$$\sum_{n=1}^{\infty} \frac{1}{n \cdot n^{\frac{1}{n}}}$$
Is this infinite sum convergent?
There is a hint that using relation between $\ln n$ and $n^{\frac{1}{n}}$, but I don't know what the relation is.
$$\sum_{n=1}^{\infty} \frac{1}{n \cdot n^{\frac{1}{n}}}$$
Is this infinite sum convergent?
There is a hint that using relation between $\ln n$ and $n^{\frac{1}{n}}$, but I don't know what the relation is.
For $n > e^2$, $\ln n \ge n^{\frac1n}$. Indeed: $\ln^n n \ge 2^n \ge n$. Thus: $$\frac1{n \cdot n^{\frac1n}} \ge \frac{1}{n \ln n}$$
We know that $\sum \frac1{n \ln n} = \infty$ (integral test). Thus, by comparison test, the series diverges to $\infty$.
HINT:
$$n^{1/n}=e^{\frac{1}{n}\log(n)}\to 1\,\,\text{as}\,\,n\to \infty$$
The series $\sum a_n$ is not convergent by the limit comparison test with $b_{n}=\frac{1}{n}$, and the corresponding harmonic series.
Another way to see this is that there exists some $N$ such that for all $n>N$ we have $n n^{1/n} < n \ln n$. This shows,
$$\sum_{n=N}^{\infty} \frac{1}{n n^{1/n}} > \sum_{n=N}^{\infty} \frac{1}{n \ln n}$$
The last series is well known to diverge by the integral test.
Try the limit comparison test. If $a_n=1/(n\cdot n^{(1/n)})$ and $b_n=1/n$ then limit of $b_n/a_n$ is $1$ so one gets your series converges or diverges iff the simpler series $1/n$ does.
Another way to approach this:
Let $\displaystyle f(n) = n^{1/n} = e^{{\Large\frac{\ln(n)}{n}}}$. Then $\displaystyle f'(n) = e^{\Large\frac{\ln(n)}{n}} \left( \frac{1 - \ln(n)}{n^2} \right)$.
So $f'(n) = 0 $ for $n= e$, $f'(n) > 0$ for $n < e$ en $f'(n) < 0$ for $n > e$.
So there is a maximum for $n = e$ which is $e^{1/e} < e$, so $f(n)<e$ for all positive integers $n$.

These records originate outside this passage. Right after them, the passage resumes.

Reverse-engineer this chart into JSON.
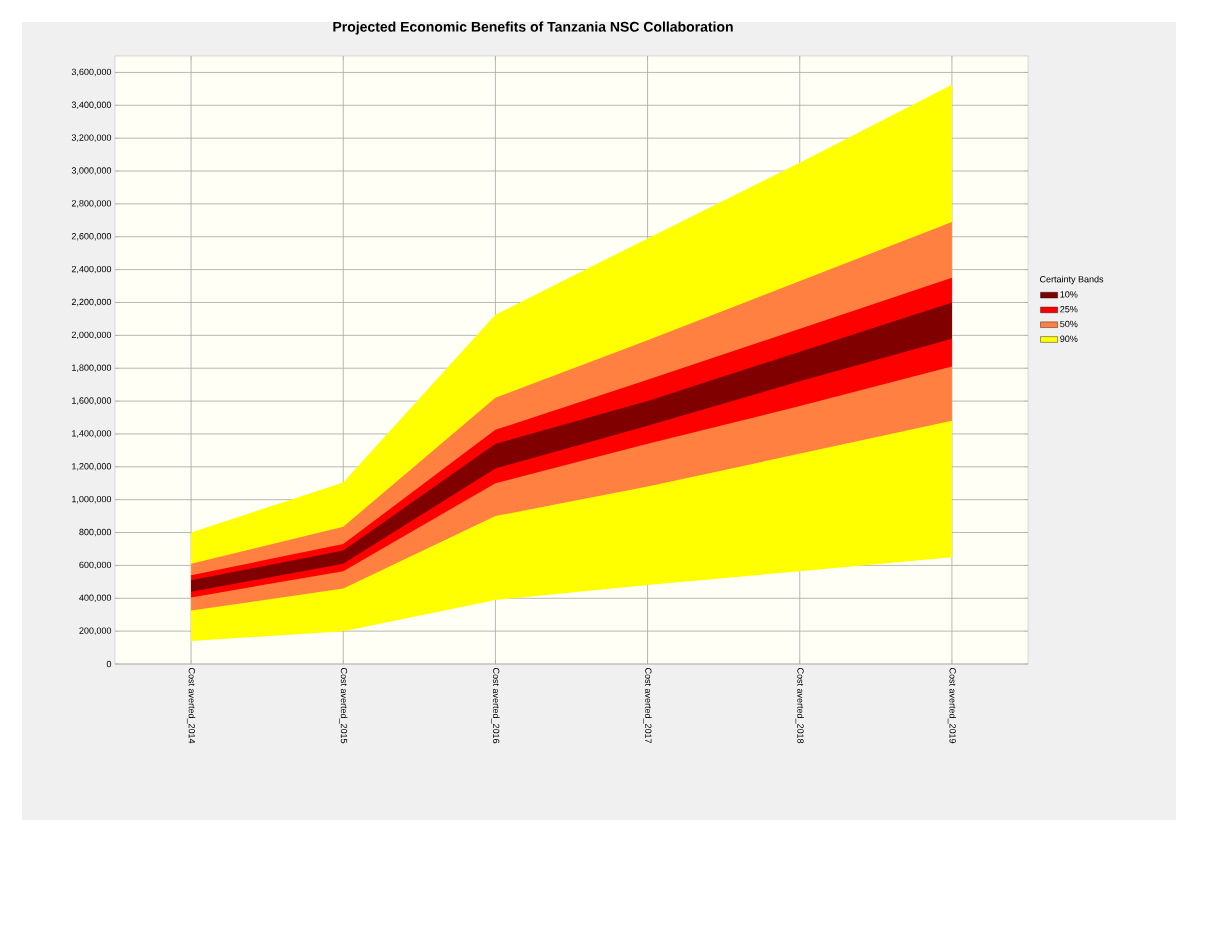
{
  "chart_data": {
    "type": "area",
    "title": "Projected Economic Benefits of Tanzania NSC Collaboration",
    "categories": [
      "Cost averted_2014",
      "Cost averted_2015",
      "Cost averted_2016",
      "Cost averted_2017",
      "Cost averted_2018",
      "Cost averted_2019"
    ],
    "series": [
      {
        "name": "10%",
        "color": "#800000",
        "values": [
          null,
          null,
          null,
          null,
          null,
          null
        ],
        "upper": [
          510000,
          690000,
          1340000,
          1600000,
          1900000,
          2200000
        ],
        "lower": [
          440000,
          610000,
          1190000,
          1450000,
          1720000,
          1980000
        ]
      },
      {
        "name": "25%",
        "color": "#ff0000",
        "values": [
          null,
          null,
          null,
          null,
          null,
          null
        ],
        "upper": [
          540000,
          730000,
          1425000,
          1730000,
          2040000,
          2350000
        ],
        "lower": [
          405000,
          565000,
          1100000,
          1340000,
          1570000,
          1810000
        ]
      },
      {
        "name": "50%",
        "color": "#ff8040",
        "values": [
          null,
          null,
          null,
          null,
          null,
          null
        ],
        "upper": [
          610000,
          835000,
          1620000,
          1970000,
          2330000,
          2690000
        ],
        "lower": [
          325000,
          460000,
          900000,
          1080000,
          1280000,
          1480000
        ]
      },
      {
        "name": "90%",
        "color": "#ffff00",
        "values": [
          null,
          null,
          null,
          null,
          null,
          null
        ],
        "upper": [
          800000,
          1105000,
          2125000,
          2590000,
          3050000,
          3525000
        ],
        "lower": [
          140000,
          200000,
          390000,
          480000,
          565000,
          650000
        ]
      }
    ],
    "ylim": [
      0,
      3700000
    ],
    "yticks": [
      {
        "value": 0,
        "label": "0"
      },
      {
        "value": 200000,
        "label": "200,000"
      },
      {
        "value": 400000,
        "label": "400,000"
      },
      {
        "value": 600000,
        "label": "600,000"
      },
      {
        "value": 800000,
        "label": "800,000"
      },
      {
        "value": 1000000,
        "label": "1,000,000"
      },
      {
        "value": 1200000,
        "label": "1,200,000"
      },
      {
        "value": 1400000,
        "label": "1,400,000"
      },
      {
        "value": 1600000,
        "label": "1,600,000"
      },
      {
        "value": 1800000,
        "label": "1,800,000"
      },
      {
        "value": 2000000,
        "label": "2,000,000"
      },
      {
        "value": 2200000,
        "label": "2,200,000"
      },
      {
        "value": 2400000,
        "label": "2,400,000"
      },
      {
        "value": 2600000,
        "label": "2,600,000"
      },
      {
        "value": 2800000,
        "label": "2,800,000"
      },
      {
        "value": 3000000,
        "label": "3,000,000"
      },
      {
        "value": 3200000,
        "label": "3,200,000"
      },
      {
        "value": 3400000,
        "label": "3,400,000"
      },
      {
        "value": 3600000,
        "label": "3,600,000"
      }
    ],
    "grid": true,
    "legend": "right",
    "legend_title": "Certainty Bands"
  }
}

This allows you to use the comparison test with $\sum_{n=1}^{\infty}\dfrac{1}{ne}$.
Here is an easier proof:
For large $n$, we have $$n < 2^n \implies n^{\frac{1}n} < 2 \implies n^{1 + 1/n} < 2n \implies \frac{1}{n^{1+1/n}} > \frac{1}{2n}.$$ The result follows from the comparison test.